9.Bölüm"Yangın yeri hep"

2.3K 129 39
                                    

Aşırı sinirli olduğum ve bu siniri bünyeme sığdıramadığım nadir günlerden biriydi. Sinirimin pek çok sebebi vardı ve mesela bunlardan biri artık hafta sonlarımın bok gibi geçiyor oluşuydu.

Meğer benim hafta sonlarımı Ferit dolduruyormuş. Eskiden çamaşırlarımı makineye atacak zamanı bile bulamazdım şimdi ise evimin her tarafını dip köşe temizleyebiliyor ama yine de günü bitiremiyordum.

Sinirli oluşumun ikinci sebebi de aslında bununla bağlantılıydı. Yapacak bir şey bulamayan ben neredeyse tüm pazarı sosyal medyada takılarak geçirmiştim. Allah'ım herkes mutluydu herkes! Evlenenler, nişanlananlar, şarkılar ile klip çekip, dans edenler... Çoğu şeyi abartılı bulsamda yaşıyordu işte insanlar. Bende sıcaktan bunaldığım için ayağımı duvara dayayarak serinlemeye çalışıyordum.

Böyle kendi kendime söylenerek dolaştığım sırada beni daha da sinirlendirmeyi başaracak o şeyi bulmuştum. Hande abla 12 saat önce bir post paylaşmış ve "Nice yıllara Ebru'cuğum" diye taze gelinlerinin doğum gününü kutlamıştı. Üstelik fotoğrafta o da vardı. Anlamadıysanız sizin için daha da detaylandırabilirdim.

Hani şu şerefsizlerin efendisi, haysiyetsizlerin lordu ve ırz düşmanlarının kabile reisi olan Ferit! Hah işte ondan bahsediyordum. Eller yine cepte kameraya bakmayarak poz veriyordu.

Onun böyle sosyal medya hesapları yoktu, her şey gibi yine bunları da aşırı aptalca buluyordu ama profiline girdiğim müstakbel nişanlısı görünen o ki bin küsür paylaşımı ve takipçisiyle baya aktifti bu mecrada.

Hem kızı hemde Hande ablanın paylaştığı o postu o kadar çok incelemiştim ki. Bir zaman ancak bu kadar boş geçirilebilirdi?

Yine kendime defalarca sorduğum o soruyu tazelemiş ve ne oluyor bana diye bu defa da kendime sinirlenmiştim.
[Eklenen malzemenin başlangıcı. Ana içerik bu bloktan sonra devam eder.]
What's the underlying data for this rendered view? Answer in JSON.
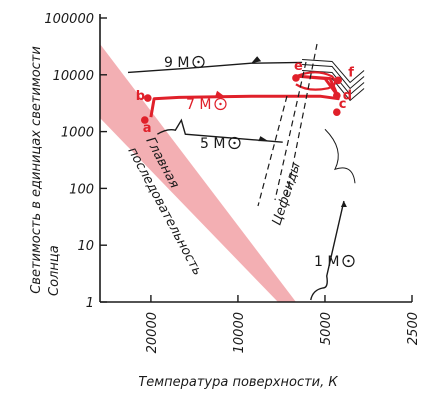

Pazartesi de hafta sonundan çok farklı başlamamıştı. Otobüsler, metrolar ağzına kadar doluydu ve ne binmek ne de inmek mümkündü. Üstelik sabah yine bir toplantı olduğu öğrenmek saçlarımı yolmak istememe sebep olmuştu.

"Nereden çıktı bu ya?" diye Hülya ablaya çemkirirken daha yeni ceketimi çıkartıyordum.

"Ne bileyim ben hayatım? Paşamız sen ve Nusret beyi çağırmamı istedi"

"Ha bir de sadece iki kişi"

Eğer Ferit lokal bir toplantı yapıyorsa, aslında ortada bir şey yok demekti, sadece boş boş konuşacak bizi sinir edecekti. Bilgisayarımı bile açma fırsatı bulamadan ayrılmak zorunda kalmıştım odamdan. Bir yerde ne kadar çok toplantı yapılıyorsa o kadar az iş yapılıyordur sözü tamamen doğruydu.

Toplantı odasına girip, sinirle fırlattım ajandamı ve gidip kat mutfağından belki yardımı dokunur diye bir bardak papatya çayı aldım kendime. Sonra da ne zaman biteceğini asla bilmediğim bir bekleyişe koyuldum. İş hayatımın yarısı bu odada Ferit'i beklemek ile geçiyordu.

Nusret bey'in akıllılık edip hemen gelmediği dakikalarda bende çayımı yudumluyordum. Tam o anda odaya dalan kişinin de o olduğunu düşünüp "Hoş geldin kaderdaşım" diyecektim ki tarihte bir ilk olarak Ferit bey erken gelmişti.

"Günaydın" der demez, projeksiyonu açmaya koyulmuştu.

"Günaydın"

"Nusret bey nerede kaldı?"

"Ne bileyim ben?"

Bu papatya çayının sakinleştirdiği felan külliyen yalandı. Gram almamıştı öfkemi.

"Yurtdışı siparişleri ne durumda?"

"Daha iki ay var!"

Size başta çok sinirliyim deyince beni yeterince kaale almamış olanlarınız varsa artık alabilirdi. Çünkü gerçekten her an alev alacak durumdaydım ve karşımdakinin patronum olduğunu bile o an gözüm görmüyordu.